It's the source of a long-standing cosmological quandary. Galaxies or black holes: Which came first? Today, they exist as neatly matched pairs, a black hole nested in the heart of a swirling galaxy, but it seems possible that the growth of one drove the growth of the other. By peering deep into the early universe, astronomers have edged ever closer to an answer. But they did not identify a leader of this cosmic tango, as galaxies and black holes appear to have matched each other step for step as early as a billion years after the universe began.

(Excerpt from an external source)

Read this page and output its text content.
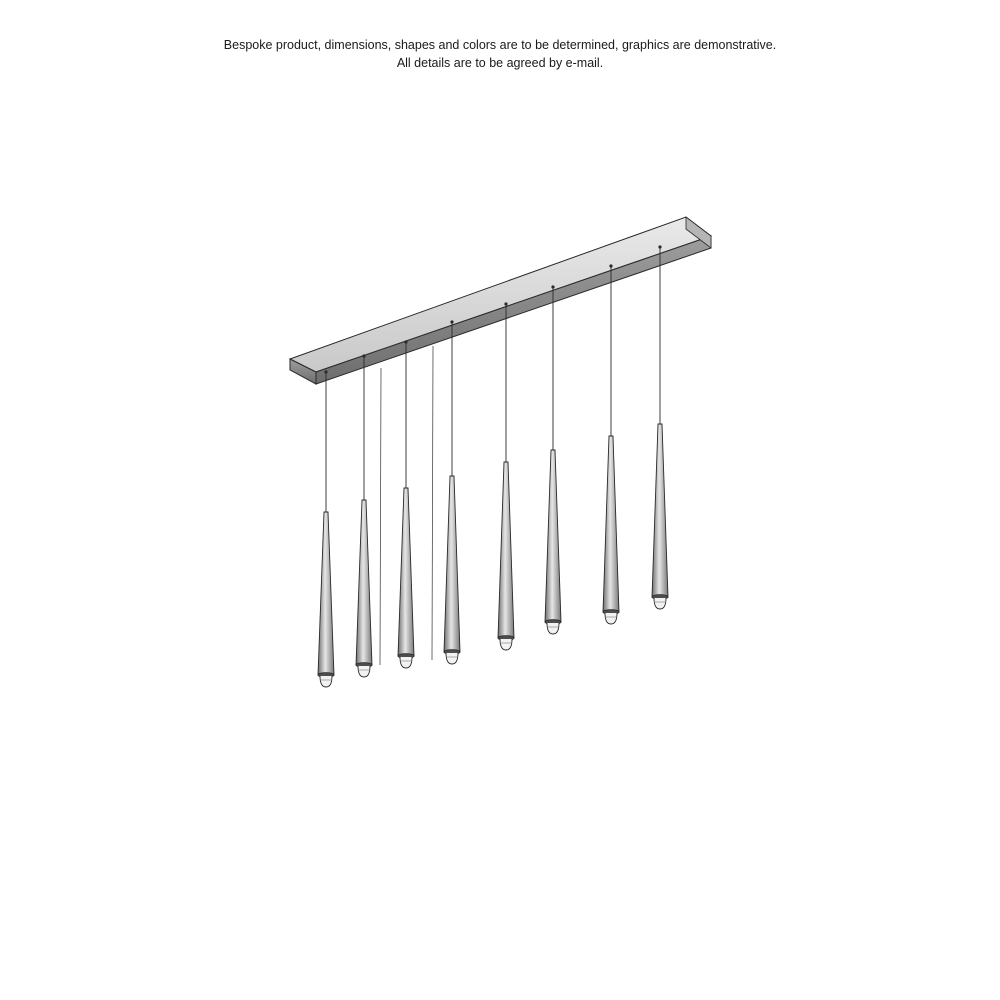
Bespoke product, dimensions, shapes and colors are to be determined, graphics are demonstrative.
All details are to be agreed by e-mail.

Perhaps, then, they simply developed in tandem.

"This chicken-and-egg problem of what was there first, the galaxy or the black hole, has been pushed all the way to the edge of the universe," Yale University astrophysicist Kevin Schawinski said in a June 15 press conference at NASA Headquarters in Washington, D.C.

Schawinski was part of a team of researchers that used two renowned orbiting observatories, the Hubble Space Telescope and the Chandra X-Ray Observatory, to identify a population of black holes in galaxies at redshift 6, which corresponds to a time about 950 million years after the big bang. (Redshift is a measure of cosmological distance; higher redshifts indicate greater distances and hence earlier epochs in the universe's development.) Even at that early time, the density of black holes in space indicates that galaxies and black holes were regulating each other's development. The researchers reported their findings in the June 16 issue of Nature. (Scientific American is part of Nature Publishing Group.)

"What our observations of galaxies in the early universe tells us is these very early young galaxies at the dawn of the universe and their growing baby black holes already had some deep fundamental connection between them," Schawinski said. "They were already growing together."

Peering so deep into the universe requires extremely long-duration exposures, even on sensitive spaceborne telescopes. The researchers drew on deep x-ray imagery from Chandra, built up over four million seconds (46 days) of telescope exposure time, to identify the ancient black holes. (For although black holes are dark, the regions around them glow brightly in x-rays as infalling matter compresses and heats up.) But even with the benefit of that prolonged look, the individual black holes were not visible as points in the Chandra images.

So the researchers tried a different tack. They located galaxies in ultra-deep field Hubble photographs—in visible light and infrared—of the same region of sky and pinpointed where those galaxies ought to be in the Chandra image. By stacking all of those points on top of one another, the researchers combined the faint x-ray glow from the heart of hundreds of galaxies, which were undetectable individually, into a brighter aggregate (see photo inset). Even if the properties of individual black holes remained opaque, perhaps their collective properties would tell the story of black hole activity at that epoch.

In the stacked images of galaxies that existed 950 million years after the big bang, the x-ray emissions from black holes indeed became readily apparent, especially in higher-energy x-rays. (For older, even more distant galaxies, the researchers were not able to see black hole activity as clearly, but they did set upper limits on x-ray luminosity.) The skew toward high-energy x-rays indicates that the black holes were heavily shrouded by dust and gas, through which only the most energetic radiation could pass.

That obscuration means that black holes could have grown more rapidly early on than had been thought possible, because their volatile behavior would have been kept in check by the surrounding gas and dust. Turbulent, unchecked black hole growth in the ancient universe would have left marks on the intergalactic medium that astronomers have not observed. "But what these new results show is that black holes were protected, they were enshrouded in a cocoon of dust that dampened the effect that they had on their surroundings," said Mitchell Begelman of the University of Colorado at Boulder, who did not contribute to the new study. That dampening, he said, means that "these black holes could have grown quite early without having a dramatic and unobserved effect on the universe."

Just how those early black holes appeared in the first place remains unresolved. "It is pretty clear that you first make small seed black holes in the early universe, and over cosmic time, by swallowing gas in their vicinity, they grow," said study co-author Priya Natarajan, a Yale astrophysicist. "How precisely you form seed black holes is an open-ended question." One possibility is that seed black holes grew out of the demise of the earliest stars; another explanation is that gaseous pre-galactic disks gravitationally collapsed to create nascent black holes. Both possibilities are broadly consistent with the new black hole observations. "Of course a lot more data is needed before we can adjudicate between these two models," Natarajan said.